The author introduces a powerful concept to explain this phenomenon. He calls it Supermoney. This is distinct from the cash in your wallet or the number in your bank account, which is just money. Supermoney is capitalized income, created when the stock market assigns a high multiple to a company's earnings. This process creates wealth out of thin air, just as if the Federal Reserve had printed it. For instance, the Levitz brothers turned a modest furniture business into a public company. At its peak, the market valued it at 100 times earnings. The brothers cashed out for $33 million and still held stock worth hundreds of millions more. They had converted their business into Supercurrency, a liquid and powerful form of wealth.
This concept has profound implications.

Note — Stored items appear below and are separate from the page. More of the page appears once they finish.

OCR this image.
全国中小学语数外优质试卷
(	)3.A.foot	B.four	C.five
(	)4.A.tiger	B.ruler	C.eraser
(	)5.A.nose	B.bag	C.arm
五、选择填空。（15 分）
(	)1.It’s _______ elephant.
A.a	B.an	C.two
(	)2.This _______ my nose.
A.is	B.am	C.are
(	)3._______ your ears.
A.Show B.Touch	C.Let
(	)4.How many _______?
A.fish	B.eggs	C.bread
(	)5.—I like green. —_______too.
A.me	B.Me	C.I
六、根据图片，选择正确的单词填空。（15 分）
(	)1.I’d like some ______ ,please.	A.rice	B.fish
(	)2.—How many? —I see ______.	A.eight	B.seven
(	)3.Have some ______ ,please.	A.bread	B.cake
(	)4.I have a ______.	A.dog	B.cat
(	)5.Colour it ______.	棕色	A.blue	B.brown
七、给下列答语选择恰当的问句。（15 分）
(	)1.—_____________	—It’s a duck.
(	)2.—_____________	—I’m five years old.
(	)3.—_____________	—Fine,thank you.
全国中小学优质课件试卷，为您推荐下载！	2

First, the tax system actively encourages the creation of Supermoney over simple earned income. If you write a poem and sell it for $10, that's taxed as regular income. But if someone buys that poem and later sells it as an asset for $1,000, their profit is a capital gain, taxed at a much lower rate. The system incentivizes turning work and ideas into "things," into capital assets. This is why a high-earning dentist might invest in a cattle-feeding operation. The investment is about converting high-tax income into a low-tax capital asset.
And here's the thing. The existence of Supermoney fundamentally changes business incentives and widens wealth inequality. Why run a family business for generations when you can sell it to a large corporation for a mountain of Supercurrency? The owners of Hellmann's mayonnaise and Dannon yogurt did just that. They traded their private businesses for shares in corporate giants like Kraft. They gained instant liquidity and became part of a different financial class. This creates a stark divide. There are those who earn money. And there are those who control Supermoney. The gap between them is vast and growing. The author suggests we should even think of Supermoney as a third category of the money supply, an "M3" that influences the economy just as much as cash and bank deposits.